The primary focus of our project is to analyze the sentiment of the US Stock Market. This sentiment largely drives the prices of the stocks we will be analyzing throughout the project. The main sources of our data are Yahoo Finance and Bloomberg Finance. We have used this data in different forms throughout the project. At some places, we have downloaded the processed comma separated files provided by Yahoo Finance for historical data, while at times we have used R packages to directly scrap data from these web pages. The github repository page for this chapter contains the code used.

Primary Data Sources:

  1. https://www.bloomberg.com/markets/stocks
  2. https://finance.yahoo.com/

The CSV files we are using across this analysis are stored in the data folder of our repository.

2.1 R Packages for Scraping Finance Data

2.1.1 The getSymbols() Function

getSymbols() is a CRAN package function available in Quantmod and is a wrapper to load data from various sources, local or remote. Current src methods available for the getSymbols function are: yahoo, google, MySQL, FRED, csv, RData, oanda, and av.

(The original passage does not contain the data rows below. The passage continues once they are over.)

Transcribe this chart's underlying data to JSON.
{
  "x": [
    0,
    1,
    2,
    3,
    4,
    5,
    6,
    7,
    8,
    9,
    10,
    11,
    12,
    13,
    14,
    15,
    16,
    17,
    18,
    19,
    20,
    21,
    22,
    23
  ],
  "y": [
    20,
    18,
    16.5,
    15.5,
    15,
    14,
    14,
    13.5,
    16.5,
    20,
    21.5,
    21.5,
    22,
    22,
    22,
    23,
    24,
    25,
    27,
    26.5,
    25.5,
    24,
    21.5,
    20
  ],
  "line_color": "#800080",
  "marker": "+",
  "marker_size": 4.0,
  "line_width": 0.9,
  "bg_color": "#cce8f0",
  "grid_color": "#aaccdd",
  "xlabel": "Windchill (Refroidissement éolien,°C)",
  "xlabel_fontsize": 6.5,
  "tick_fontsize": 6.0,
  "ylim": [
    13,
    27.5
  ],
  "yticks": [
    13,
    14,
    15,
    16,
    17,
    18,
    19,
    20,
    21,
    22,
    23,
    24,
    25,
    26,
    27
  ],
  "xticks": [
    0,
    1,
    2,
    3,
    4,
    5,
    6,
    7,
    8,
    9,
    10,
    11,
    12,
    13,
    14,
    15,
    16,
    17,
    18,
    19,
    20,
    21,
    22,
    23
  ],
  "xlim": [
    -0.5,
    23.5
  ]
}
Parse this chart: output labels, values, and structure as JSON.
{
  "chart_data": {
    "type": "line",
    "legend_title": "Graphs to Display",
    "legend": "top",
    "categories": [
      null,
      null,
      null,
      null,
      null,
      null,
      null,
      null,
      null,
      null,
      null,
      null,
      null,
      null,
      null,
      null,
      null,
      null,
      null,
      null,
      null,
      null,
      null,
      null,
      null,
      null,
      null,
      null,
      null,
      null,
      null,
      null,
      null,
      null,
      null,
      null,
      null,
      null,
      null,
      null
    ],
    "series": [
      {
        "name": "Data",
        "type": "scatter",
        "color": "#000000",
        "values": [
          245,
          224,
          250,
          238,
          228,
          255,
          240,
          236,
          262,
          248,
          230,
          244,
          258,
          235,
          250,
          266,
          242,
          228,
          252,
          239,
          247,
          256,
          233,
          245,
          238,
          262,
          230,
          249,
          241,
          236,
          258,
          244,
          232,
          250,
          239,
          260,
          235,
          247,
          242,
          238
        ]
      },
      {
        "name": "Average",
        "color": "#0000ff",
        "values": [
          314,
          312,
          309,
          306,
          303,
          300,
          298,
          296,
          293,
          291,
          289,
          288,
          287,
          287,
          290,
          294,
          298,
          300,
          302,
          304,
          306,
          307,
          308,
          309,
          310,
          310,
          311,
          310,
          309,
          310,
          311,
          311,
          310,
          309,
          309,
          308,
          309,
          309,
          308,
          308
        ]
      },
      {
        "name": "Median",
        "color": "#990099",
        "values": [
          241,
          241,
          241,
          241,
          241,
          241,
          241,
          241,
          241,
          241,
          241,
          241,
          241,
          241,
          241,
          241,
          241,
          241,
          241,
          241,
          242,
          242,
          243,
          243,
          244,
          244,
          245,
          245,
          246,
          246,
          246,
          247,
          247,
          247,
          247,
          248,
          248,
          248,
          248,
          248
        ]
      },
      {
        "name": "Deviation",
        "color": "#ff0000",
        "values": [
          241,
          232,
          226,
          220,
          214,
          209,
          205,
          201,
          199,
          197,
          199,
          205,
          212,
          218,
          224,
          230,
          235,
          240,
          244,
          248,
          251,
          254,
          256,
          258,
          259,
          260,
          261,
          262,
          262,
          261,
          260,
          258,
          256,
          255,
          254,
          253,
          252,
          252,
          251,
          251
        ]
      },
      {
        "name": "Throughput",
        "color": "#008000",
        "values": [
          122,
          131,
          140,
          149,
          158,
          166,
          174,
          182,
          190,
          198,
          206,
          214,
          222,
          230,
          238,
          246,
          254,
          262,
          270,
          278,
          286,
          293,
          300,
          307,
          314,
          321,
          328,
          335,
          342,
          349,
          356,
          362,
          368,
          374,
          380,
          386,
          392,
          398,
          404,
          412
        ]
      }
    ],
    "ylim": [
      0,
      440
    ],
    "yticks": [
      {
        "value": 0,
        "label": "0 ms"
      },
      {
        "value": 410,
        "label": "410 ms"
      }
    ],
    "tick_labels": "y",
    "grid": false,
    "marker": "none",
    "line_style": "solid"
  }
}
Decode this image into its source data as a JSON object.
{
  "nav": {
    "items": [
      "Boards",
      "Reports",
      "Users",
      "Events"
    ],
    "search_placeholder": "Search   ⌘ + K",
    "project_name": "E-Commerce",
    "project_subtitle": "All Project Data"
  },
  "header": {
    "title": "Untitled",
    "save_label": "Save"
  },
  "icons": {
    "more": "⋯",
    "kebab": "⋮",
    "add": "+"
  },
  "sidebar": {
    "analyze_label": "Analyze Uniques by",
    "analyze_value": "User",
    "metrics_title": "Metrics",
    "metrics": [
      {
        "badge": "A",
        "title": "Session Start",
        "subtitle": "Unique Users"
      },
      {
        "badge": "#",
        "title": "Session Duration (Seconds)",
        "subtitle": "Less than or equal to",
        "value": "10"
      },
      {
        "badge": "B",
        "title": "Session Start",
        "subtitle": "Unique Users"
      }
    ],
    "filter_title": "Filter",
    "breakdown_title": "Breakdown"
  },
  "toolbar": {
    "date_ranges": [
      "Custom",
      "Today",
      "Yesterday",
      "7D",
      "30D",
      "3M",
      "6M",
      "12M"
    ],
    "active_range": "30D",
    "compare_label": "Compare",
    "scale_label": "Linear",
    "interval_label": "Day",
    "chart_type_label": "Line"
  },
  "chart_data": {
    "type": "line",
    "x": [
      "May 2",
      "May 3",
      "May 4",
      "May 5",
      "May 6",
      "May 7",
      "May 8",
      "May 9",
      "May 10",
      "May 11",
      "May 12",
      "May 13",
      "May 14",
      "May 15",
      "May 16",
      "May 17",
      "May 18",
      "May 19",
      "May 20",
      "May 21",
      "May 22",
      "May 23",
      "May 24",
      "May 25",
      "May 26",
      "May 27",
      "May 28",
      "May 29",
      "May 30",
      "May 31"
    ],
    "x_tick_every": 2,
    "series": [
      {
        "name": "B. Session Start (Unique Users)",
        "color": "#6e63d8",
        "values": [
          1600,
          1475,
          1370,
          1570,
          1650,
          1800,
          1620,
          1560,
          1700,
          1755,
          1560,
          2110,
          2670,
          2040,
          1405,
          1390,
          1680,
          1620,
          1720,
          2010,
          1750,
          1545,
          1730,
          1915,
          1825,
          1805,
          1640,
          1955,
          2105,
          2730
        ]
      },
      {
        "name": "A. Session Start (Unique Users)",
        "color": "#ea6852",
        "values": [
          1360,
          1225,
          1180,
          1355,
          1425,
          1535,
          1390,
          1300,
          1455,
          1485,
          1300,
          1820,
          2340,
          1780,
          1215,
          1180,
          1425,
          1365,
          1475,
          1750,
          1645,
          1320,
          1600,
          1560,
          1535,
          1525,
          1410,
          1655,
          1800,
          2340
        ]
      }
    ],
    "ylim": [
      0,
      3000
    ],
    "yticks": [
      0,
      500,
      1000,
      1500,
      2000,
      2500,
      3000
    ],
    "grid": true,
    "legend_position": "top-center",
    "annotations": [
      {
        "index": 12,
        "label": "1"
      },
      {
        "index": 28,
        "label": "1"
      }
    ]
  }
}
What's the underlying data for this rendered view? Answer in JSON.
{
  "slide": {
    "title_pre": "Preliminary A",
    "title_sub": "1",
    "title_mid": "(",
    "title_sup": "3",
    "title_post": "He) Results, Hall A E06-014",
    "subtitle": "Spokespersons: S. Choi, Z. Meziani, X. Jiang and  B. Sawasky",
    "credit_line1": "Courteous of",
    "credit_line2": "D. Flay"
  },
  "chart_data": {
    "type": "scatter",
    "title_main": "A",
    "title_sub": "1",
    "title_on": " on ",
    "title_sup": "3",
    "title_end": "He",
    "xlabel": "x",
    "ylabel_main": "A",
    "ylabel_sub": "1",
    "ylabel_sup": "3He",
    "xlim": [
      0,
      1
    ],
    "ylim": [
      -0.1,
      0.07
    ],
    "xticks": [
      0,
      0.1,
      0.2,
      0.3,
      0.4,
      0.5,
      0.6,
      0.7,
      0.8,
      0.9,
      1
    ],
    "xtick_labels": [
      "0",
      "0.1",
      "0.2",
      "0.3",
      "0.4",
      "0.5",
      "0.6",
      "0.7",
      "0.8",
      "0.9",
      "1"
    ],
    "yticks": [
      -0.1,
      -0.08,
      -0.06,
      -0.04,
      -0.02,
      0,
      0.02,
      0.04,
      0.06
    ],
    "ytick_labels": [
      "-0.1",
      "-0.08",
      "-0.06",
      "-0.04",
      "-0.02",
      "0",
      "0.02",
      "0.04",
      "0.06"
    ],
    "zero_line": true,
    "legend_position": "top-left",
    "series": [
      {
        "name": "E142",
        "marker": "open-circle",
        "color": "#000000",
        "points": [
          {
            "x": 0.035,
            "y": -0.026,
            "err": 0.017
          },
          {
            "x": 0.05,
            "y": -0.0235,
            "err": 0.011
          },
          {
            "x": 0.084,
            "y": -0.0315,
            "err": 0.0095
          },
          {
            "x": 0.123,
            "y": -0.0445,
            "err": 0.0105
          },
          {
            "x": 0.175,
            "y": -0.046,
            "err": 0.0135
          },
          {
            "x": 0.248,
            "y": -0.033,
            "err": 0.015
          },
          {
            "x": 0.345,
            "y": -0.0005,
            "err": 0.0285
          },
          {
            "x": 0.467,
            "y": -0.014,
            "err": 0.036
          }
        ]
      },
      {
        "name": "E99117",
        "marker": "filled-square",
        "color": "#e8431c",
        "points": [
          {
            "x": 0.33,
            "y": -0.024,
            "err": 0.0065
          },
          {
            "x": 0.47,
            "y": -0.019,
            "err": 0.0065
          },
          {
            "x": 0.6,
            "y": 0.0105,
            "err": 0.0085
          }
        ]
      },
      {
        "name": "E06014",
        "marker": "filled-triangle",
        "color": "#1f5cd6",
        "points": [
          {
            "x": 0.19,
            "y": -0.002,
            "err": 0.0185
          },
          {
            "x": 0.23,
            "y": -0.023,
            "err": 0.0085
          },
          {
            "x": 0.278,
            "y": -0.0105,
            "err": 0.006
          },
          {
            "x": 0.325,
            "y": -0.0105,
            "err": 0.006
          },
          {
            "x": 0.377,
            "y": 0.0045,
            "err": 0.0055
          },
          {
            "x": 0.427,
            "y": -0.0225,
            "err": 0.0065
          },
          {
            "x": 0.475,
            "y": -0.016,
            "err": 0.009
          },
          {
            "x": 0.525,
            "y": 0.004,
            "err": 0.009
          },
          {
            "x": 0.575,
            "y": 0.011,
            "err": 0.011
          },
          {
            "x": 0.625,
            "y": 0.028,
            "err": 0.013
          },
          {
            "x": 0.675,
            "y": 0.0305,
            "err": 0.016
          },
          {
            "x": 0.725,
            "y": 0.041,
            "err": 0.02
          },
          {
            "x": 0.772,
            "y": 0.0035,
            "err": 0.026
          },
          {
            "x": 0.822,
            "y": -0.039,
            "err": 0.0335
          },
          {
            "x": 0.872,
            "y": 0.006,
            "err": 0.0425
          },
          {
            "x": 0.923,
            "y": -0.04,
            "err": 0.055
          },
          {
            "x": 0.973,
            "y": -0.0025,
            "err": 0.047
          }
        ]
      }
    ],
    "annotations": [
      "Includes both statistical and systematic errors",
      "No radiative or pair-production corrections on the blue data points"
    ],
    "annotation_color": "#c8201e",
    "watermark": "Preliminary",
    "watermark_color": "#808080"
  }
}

In the example below we would show an example with Yahoo to capture data for Appleā€™s stock prices.

Below is a sample of the data we get directly using the getSymbols() function for Apple.

Table 2.1: Data from getSymbols
date AAPL.Open AAPL.High AAPL.Low AAPL.Close AAPL.Volume AAPL.Adjusted
2021-03-01 123.75 127.93 122.79 127.79 116307900 127.1968
2021-03-02 128.41 128.72 125.01 125.12 102260900 124.5392
2021-03-03 124.81 125.71 121.84 122.06 112966300 121.4934
2021-03-04 121.75 123.60 118.62 120.13 178155000 119.5724
2021-03-05 120.98 121.94 117.57 121.42 153766600 120.8564
2021-03-08 120.93 121.00 116.21 116.36 154376600 115.8199

2.1.2 BatchGetSymbols() Function

Another interesting methodology of capturing data for multiple stocks at once in the BatchGetSymbols() package, made available within the same CRAN package (BatchGetSymbols). It locally stores a downloaded cache of the ticker symbols we call the function with. This data can then be used for analysis locally in the same session. Once the session is reset, we would need to run the code again to rebuild the cache.

After downloading the data, we can check the success of the process for each ticker. Notice that the last ticker does not exist in yahoo finance and therefore results in an error. All information regarding the download process is provided in the dataframe df.control:

Table 2.2: Combined Data from BatchGetSymbol Function
ticker src download.status total.obs perc.benchmark.dates threshold.decision
FB yahoo OK 41 1.0000000 KEEP
MMM yahoo OK 41 1.0000000 KEEP
PETR4.SA yahoo OK 40 0.9512195 KEEP

Moreover, this data can now easily be plotted and used for manipulation as well.

Although this is a neat method to capture data for more then one ticker in the same function the cache functionality makes it difficult to use through multiple sessions. For this reason, we would not be using this method too often. But it is still handy, when one-time stock comparisons are needed (as shown above)

2.2 Structure of input Data

Now, we will glance through the structure of the data we are going to be analyzing. Here, we have used a downloaded CSV file from Yahoo Finance that contains the same data fetched by the getSymbols() package. The downloaded CSV file can be found in the docs section.

Table 2.3: Data from CSV download
Date Open High Low Close Adj Close Volume
2021-09-07 15375.98 15403.44 15343.28 15374.33 15374.33 3967040000
2021-09-08 15360.35 15360.35 15206.61 15286.64 15286.64 4113530000
2021-09-09 15296.06 15352.38 15245.17 15248.25 15248.25 3997250000
2021-09-10 15332.92 15349.47 15111.31 15115.49 15115.49 4567980000
2021-09-13 15211.43 15215.44 15030.85 15105.58 15105.58 4701190000
2021-09-14 15168.45 15181.19 15008.30 15037.76 15037.76 4571950000

We observe that the structure of both data are the same. We would therefore, be using these interchangeably in different scenarios. Structurally, there are no further changes at this point needed to these data sources.